Bilimsel açıklamasını bilmem ama bildiğim bir şey varsa insanların her şartta yaşamaya devam edebildikleri. Hayatta en sevdiği/tek sevdiği insanın ölümünü izlemiş bir tanıdığım bile şuan hayatına normal normal devam ediyor. İnsan her şeye alışıyor, her acı hafifliyor. Bazıları geçmiyor ama hafifliyor, illaki yaşıyorsun.
alaimisema, anlıyorum ama ortada yok, kaybolmuş, akıbeti belirsiz. ölürdüm anlamında hayatım biterdi demiyorum, mutlaka yaşardım ama normal bir şekilde yaşayamazdım, sürekli onu arardım, evlenemem, çocuk doğuramam.

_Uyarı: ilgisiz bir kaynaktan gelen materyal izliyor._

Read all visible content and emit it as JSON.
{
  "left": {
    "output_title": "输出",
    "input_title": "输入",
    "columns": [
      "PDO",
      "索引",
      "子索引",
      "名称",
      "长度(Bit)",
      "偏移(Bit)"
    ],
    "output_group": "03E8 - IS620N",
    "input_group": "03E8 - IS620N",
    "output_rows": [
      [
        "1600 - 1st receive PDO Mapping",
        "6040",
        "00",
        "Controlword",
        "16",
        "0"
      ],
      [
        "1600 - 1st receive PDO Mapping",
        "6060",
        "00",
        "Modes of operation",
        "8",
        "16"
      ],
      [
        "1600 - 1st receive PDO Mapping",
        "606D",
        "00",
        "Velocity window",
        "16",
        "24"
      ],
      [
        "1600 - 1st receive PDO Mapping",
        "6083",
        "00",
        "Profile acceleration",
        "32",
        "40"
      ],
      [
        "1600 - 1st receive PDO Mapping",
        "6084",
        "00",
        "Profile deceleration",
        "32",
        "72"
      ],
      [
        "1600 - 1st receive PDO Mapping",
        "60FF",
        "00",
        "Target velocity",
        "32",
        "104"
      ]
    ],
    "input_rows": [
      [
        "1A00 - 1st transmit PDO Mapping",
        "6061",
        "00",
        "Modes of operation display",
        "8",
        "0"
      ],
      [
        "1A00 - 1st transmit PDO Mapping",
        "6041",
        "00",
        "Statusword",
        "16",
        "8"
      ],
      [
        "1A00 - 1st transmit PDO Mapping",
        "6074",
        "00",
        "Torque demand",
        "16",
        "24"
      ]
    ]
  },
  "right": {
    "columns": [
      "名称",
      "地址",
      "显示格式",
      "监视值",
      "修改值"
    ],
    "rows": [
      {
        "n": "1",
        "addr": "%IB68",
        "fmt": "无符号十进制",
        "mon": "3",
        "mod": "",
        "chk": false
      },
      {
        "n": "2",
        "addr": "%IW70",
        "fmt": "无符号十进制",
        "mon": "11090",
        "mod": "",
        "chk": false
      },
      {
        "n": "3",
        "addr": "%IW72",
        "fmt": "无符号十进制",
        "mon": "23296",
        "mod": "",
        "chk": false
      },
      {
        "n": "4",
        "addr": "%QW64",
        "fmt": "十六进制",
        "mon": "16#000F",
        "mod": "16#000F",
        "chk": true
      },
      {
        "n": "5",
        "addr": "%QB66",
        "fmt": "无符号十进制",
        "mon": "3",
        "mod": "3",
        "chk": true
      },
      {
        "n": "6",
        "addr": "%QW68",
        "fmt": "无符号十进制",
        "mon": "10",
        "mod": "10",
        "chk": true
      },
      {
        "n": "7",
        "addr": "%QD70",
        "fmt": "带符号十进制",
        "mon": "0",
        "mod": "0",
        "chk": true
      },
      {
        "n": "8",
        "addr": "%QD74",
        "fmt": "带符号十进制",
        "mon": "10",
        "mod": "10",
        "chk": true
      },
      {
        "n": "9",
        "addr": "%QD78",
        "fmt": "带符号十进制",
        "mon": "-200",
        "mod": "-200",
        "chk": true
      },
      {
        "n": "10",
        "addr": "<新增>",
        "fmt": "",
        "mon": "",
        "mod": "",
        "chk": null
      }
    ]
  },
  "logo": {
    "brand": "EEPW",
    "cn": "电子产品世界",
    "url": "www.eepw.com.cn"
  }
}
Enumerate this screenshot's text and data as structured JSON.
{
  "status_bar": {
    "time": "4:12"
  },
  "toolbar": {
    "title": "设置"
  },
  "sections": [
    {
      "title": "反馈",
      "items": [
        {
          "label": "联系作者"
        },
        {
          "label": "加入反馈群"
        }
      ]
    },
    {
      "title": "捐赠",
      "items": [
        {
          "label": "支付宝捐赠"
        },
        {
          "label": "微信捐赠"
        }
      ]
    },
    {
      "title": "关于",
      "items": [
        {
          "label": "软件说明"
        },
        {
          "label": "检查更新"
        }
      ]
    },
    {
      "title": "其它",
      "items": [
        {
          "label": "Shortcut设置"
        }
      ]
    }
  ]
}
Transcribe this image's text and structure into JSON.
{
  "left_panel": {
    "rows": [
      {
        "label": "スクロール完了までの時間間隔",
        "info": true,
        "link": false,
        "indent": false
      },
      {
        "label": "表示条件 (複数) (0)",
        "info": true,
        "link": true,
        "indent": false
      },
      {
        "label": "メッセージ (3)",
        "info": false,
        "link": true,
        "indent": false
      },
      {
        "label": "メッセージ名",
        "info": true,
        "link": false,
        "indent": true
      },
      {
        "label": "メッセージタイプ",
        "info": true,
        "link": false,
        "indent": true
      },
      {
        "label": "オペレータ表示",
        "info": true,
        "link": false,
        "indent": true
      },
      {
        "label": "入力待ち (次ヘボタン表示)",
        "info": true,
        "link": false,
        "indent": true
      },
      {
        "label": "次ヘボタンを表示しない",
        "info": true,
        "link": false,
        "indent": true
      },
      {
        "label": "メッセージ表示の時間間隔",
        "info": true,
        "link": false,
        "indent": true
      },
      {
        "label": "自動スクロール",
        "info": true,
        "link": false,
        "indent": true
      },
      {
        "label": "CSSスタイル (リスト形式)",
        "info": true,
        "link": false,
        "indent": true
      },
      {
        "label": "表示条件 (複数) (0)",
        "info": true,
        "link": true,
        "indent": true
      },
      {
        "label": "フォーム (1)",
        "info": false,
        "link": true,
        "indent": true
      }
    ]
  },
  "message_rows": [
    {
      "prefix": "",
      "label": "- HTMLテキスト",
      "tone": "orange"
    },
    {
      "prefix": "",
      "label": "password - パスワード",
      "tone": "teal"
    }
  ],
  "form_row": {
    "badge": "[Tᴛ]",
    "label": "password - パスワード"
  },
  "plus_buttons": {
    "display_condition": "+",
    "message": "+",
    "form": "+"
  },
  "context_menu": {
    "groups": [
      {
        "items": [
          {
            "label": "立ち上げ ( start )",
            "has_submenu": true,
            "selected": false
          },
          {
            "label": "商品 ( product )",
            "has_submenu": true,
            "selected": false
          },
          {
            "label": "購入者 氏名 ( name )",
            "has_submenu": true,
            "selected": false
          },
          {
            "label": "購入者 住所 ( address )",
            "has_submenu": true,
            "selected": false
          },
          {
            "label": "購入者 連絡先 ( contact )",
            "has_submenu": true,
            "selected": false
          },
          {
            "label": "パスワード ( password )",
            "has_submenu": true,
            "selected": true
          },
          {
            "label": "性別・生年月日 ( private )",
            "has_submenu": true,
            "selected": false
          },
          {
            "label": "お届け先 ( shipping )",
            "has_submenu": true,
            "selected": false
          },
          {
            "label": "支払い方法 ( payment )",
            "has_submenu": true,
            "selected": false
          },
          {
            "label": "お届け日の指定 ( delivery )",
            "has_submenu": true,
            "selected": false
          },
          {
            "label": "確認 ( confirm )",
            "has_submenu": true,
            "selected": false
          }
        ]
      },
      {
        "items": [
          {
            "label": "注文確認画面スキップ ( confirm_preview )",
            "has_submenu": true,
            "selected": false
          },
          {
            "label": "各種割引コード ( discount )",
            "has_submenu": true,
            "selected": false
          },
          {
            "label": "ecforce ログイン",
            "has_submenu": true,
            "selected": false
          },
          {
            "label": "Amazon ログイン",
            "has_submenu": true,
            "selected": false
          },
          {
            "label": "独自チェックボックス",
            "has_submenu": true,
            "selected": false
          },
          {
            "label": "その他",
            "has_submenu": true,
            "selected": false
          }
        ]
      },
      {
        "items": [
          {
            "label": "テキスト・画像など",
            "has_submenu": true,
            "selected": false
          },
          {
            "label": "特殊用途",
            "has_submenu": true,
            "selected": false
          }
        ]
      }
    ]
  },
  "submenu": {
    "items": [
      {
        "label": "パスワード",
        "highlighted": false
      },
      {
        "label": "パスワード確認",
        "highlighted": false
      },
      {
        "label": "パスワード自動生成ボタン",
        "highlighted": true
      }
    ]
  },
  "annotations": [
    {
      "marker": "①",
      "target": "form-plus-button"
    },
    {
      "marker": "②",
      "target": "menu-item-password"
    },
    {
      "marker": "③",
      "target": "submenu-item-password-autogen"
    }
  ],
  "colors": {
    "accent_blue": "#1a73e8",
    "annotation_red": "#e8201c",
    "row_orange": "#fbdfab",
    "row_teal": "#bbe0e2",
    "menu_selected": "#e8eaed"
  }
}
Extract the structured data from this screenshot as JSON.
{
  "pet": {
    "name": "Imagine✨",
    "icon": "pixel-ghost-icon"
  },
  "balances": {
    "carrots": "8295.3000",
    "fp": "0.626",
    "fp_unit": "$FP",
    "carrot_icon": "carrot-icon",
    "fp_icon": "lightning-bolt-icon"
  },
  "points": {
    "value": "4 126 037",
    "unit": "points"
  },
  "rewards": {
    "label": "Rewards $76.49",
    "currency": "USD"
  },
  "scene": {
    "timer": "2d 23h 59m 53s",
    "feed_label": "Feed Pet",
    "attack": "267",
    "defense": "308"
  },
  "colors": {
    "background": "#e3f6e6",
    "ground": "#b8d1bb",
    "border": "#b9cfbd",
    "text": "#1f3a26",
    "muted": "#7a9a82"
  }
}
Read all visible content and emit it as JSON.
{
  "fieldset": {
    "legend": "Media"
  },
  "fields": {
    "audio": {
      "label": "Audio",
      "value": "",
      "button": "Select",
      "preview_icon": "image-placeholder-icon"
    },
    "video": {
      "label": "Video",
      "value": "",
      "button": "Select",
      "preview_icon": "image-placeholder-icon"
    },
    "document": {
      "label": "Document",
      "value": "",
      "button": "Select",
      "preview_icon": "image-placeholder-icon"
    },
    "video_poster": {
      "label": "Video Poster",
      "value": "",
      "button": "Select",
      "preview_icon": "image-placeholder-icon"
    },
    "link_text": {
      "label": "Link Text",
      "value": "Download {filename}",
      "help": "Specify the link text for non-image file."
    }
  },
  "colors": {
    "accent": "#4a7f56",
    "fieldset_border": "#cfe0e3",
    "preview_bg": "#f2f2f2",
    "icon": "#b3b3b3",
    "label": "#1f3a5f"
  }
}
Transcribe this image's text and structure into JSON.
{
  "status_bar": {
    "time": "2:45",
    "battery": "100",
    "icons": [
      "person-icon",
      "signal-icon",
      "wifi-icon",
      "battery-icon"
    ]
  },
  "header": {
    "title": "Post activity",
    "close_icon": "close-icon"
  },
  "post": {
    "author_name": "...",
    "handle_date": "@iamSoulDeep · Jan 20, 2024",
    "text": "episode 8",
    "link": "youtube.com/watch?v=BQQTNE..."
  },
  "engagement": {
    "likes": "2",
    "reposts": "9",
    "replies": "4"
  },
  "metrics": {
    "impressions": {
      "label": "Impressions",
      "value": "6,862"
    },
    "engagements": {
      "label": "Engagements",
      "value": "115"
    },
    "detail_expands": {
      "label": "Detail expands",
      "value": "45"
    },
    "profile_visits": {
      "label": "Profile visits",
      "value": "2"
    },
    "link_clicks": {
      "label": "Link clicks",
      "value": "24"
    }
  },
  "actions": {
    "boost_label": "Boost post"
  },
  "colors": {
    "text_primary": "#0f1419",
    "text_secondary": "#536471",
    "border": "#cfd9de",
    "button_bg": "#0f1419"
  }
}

işsiz olmadığım dönemde evde annem tarafından zorla müge anlıya ya maruz kalıyorudum.
orda insanlar uzun süredir kayıp olan yakınlarının ölüm haberini alınca rahatlıyor ve nerdeyse seviniyorlardı.
başta yadırgadım ama sonra anlamaya başladım. bir insanın kayıp durumda olması çok zor olmalı. dediğin gibi aç mı, susuz mu, işkence mi görüyor.. o yüzden ölüm haberini alınca insanlar anca huzura eriyorlar.
en fazla bir yıl sürer, yirminci asırlarda ölüm acısı.
Karıma Mektup (Nazım Hikmet)
bilimsel yegane insan gerçeği insanın doğasında survival olduğu. başına ne gelirse gelsin, senin veya çevrenin. yaşamak zorunda insan. böyle kodlanmış.
ölmesinden daha iyi bence, en azından hayatta olabilme ihtimali var görmesem bile.
şöyle oluyor. ilk bir hafta taptaze umutlar oluyor. aramalarla geçiyor falan filan. teoriler ortaya ayılıyor falan. sonra 8. gün oluyor ve gelen giden yok. polisin ceset araması vs. sonuçsuz kalmış. sonra kaybolanın ardında bıraktıkları ortaya çıkıyor. örneğin yüklü borç. ya da başka bir eş ya da bir şey işte. ilk bir yıl onu aramakla, politikacılara ulaşmakla, borçlarını temizlemekle, boşluğunun yarattığı sıkıntıları gidermekle geçiyor. sonra o birinci yıldönümü geliyor ya o zaman zaten azalan umudun tamamen bitmiş oluyor. o öldü. öldürüldü. hiçbir zaman geri gelmeyecek. normal hayata devam etmek için ölüme kıyasla daha uzun bir süre geçiyor.